I just spent some time helping a very irate customer. You know, the "ColdFusion sucks" "we're going to dump CF" "how can you sell this ****" brand of irate. The cause of all of this anger and frustration was very serious ColdFusion performance issues. And I am sure the individual has been under a lot of pressure and so the ramblings are somewhat understandable.
But, at the end of the day, as is so often the case, the bottleneck was in database access and query processing. No, there was nothing wrong with the DBMS. And no, there was nothing wrong with the SQL used. And no, the connection and data source settings were not the problem.
So what was the problem? Simply, ColdFusion was being made to do the DBMS' job! I found dozens of queries that were returning data that was being used solely to feed other queries. I saw queries being returned and then filtered client-side, within ColdFusion. I even saw queries (some that were quite long running) that were never being used once executed (leftover code from previous edits, I assume). And more.
I've been saying this for years, but, let's go through this again. ColdFusion is NOT a DBMS. Whatever database back-end you are using, chances are that it is a big powerful application that is designed to do one thing and do it well, manage and manipulate data. It makes absolutely no sense to give your DBMS less work to do while making ColdFusion work hard doing what the DBMS is supposed to do, what it is designed to do, what it is optimized to do.
So, a few rules:
- Don't ever retrieve data you don't need.
- Don't ever retrieve too much data, only to filter the results within ColdFusion (via querying a query, or excluding data while looping).
- Don't ever retrieve data if that data is only going to be used to drive additional queries. If you have a query, and then are using the results (perhaps in a <cfloop>, or via a ValueList()) in subsequent queries, then you need to find a way to consolidate those queries and do the work on the DBMS. And yes, that may mean writing JOINs or using stored procedures.
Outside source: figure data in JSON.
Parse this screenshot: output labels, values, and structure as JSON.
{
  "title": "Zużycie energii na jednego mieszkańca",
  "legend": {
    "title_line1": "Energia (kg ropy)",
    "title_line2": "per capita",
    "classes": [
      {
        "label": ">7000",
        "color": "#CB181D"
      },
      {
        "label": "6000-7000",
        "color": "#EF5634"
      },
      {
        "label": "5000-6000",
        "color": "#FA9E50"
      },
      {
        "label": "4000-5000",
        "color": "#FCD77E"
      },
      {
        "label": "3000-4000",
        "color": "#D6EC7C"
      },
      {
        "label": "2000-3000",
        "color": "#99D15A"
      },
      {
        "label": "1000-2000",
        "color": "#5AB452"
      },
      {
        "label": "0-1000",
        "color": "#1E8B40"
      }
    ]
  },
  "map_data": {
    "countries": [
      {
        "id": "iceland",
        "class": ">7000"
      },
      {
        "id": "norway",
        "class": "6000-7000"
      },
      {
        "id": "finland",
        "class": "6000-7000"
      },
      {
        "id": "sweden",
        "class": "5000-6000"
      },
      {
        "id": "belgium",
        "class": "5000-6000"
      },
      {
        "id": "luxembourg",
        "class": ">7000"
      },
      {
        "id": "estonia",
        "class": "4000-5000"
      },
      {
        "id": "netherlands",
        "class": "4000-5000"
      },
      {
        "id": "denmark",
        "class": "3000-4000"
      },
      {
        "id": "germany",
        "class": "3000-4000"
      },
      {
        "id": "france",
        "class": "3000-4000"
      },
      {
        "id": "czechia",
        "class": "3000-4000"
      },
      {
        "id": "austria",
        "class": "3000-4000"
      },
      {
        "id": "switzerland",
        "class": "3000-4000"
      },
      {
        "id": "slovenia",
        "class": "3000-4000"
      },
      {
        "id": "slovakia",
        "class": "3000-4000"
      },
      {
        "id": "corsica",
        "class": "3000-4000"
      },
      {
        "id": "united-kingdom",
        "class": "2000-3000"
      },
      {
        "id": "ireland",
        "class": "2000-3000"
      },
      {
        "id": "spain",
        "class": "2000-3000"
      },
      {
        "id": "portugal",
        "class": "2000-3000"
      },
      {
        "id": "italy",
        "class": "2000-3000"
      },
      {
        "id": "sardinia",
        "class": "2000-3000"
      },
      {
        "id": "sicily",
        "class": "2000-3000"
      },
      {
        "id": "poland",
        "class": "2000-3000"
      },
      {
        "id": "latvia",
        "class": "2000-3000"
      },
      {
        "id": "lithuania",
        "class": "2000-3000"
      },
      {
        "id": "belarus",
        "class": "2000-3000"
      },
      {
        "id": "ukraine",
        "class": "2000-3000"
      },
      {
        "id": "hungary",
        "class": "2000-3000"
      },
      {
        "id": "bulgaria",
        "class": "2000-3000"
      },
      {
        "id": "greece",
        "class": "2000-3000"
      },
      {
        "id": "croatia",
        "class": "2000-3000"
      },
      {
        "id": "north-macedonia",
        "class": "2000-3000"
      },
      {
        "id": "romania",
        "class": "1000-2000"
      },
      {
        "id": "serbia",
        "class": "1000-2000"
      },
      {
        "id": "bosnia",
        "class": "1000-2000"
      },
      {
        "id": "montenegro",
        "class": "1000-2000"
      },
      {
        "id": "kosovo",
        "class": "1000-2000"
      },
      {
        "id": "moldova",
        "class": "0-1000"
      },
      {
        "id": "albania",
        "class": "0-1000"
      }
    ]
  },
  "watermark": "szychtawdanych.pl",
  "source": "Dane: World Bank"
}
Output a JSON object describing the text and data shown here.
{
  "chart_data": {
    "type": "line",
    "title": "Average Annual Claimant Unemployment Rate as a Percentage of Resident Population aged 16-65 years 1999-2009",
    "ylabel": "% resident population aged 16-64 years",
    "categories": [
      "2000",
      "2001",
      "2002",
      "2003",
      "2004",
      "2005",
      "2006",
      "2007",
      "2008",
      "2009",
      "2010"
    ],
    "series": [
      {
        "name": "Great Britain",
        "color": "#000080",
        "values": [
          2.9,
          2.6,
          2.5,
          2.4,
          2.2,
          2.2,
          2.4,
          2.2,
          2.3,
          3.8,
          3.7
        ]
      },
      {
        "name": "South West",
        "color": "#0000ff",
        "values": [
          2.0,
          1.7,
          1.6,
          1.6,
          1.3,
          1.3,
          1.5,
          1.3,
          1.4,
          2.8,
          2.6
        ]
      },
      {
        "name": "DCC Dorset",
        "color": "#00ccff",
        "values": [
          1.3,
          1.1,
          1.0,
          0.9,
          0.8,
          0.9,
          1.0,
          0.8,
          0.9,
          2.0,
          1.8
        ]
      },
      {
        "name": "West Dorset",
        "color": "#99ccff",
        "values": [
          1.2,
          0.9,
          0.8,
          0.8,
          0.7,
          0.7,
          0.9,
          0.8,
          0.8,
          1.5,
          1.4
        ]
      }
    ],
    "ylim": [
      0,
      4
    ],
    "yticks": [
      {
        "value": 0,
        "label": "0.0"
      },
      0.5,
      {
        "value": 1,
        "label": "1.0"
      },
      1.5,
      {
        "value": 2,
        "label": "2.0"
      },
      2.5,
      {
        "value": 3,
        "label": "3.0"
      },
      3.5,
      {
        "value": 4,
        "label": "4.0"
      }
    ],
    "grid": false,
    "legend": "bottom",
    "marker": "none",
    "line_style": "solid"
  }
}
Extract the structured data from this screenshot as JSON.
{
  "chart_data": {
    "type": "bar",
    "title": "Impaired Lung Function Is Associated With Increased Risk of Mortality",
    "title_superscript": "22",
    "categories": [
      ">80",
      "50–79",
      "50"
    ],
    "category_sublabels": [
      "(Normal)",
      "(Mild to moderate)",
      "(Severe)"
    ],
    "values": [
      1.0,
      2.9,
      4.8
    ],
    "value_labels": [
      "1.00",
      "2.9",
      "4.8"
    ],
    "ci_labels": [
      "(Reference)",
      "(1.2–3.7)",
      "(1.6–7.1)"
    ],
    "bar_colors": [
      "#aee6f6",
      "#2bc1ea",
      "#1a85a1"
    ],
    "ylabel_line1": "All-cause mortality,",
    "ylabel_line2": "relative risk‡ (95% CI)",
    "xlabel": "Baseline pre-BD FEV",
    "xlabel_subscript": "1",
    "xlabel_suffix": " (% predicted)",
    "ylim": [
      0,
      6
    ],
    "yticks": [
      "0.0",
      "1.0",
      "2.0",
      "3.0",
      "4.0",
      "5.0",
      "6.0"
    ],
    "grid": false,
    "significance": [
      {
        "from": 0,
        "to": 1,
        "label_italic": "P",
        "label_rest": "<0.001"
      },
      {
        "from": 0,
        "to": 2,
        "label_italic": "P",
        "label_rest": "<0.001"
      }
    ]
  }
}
- Don't ever perform calculations and aggregations within ColdFusion, unless the data being used is already retrieved for some other purpose. Yes, the SQL aggregate functions (and having to use GROUP BY and figuring out how to make that work while using WHERE or JOINs) can be a little tricky. But do it anyway.
- Don't ever underestimate the important of caching query results. If you use the data frequently, and it is not changing as frequently as it is used, then cache it!
- There's more, but you get the idea.
Keep the following in mind:
- ColdFusion is never going to be able to query/sort/filter/count/sum/average/etc. as fast as your DBMS will. That is not what ColdFusion is optimized to do, and it is exactly what your DBMS is optimized to do.
- Sending unnecessary data from your DBMS to ColdFusion creates unnecessary network traffic, puts unnecessary load on the ColdFusion server hardware, unnecessarily increases server memory load, and unnecessarily slows down your and other requests.
- More often that not, your ColdFusion box is going to be under heavy load while your DBMS box sits with cycles to spare. It makes no sense to not leverage that power and potential.
- And as a side benefit, by moving data processing and manipulation back where it belongs, on the DBMS, you significantly increase the likelihood that you'll be able to reuse that work and effort.
And a couple of side notes:
- None of these comments are ColdFusion specific, and are just as applicable to applications developed in PHP, ASP, JSP, etc.
- You MUST learn how to use your DBMS. In the situation that triggered this post, one particularly problematic query was taking over 10 seconds to execute. Adding an index to the table used dropped that down to a couple of milliseconds!
- "My DBA does not let me write stored procedures" is not a valid argument, and is all the justification you need to get a new DBMS or a new DBA!
Considering how data centric ColdFusion applications tend to be, all of this is critical!
Bottom line, you have a DBMS for a reason, use it!
Also, CF query caching is fine, but especially if your app "owns" the db (no third party apps change the db without your apps knowledge) consider an IsDirty caching strategy. If there are third party apps, try to implement some kind of distributed IsDirty notification - time based db caching really isn't an optimal approach for most use cases.
http://www.pbell.com/index.cfm/2006/6/26/isDirty--...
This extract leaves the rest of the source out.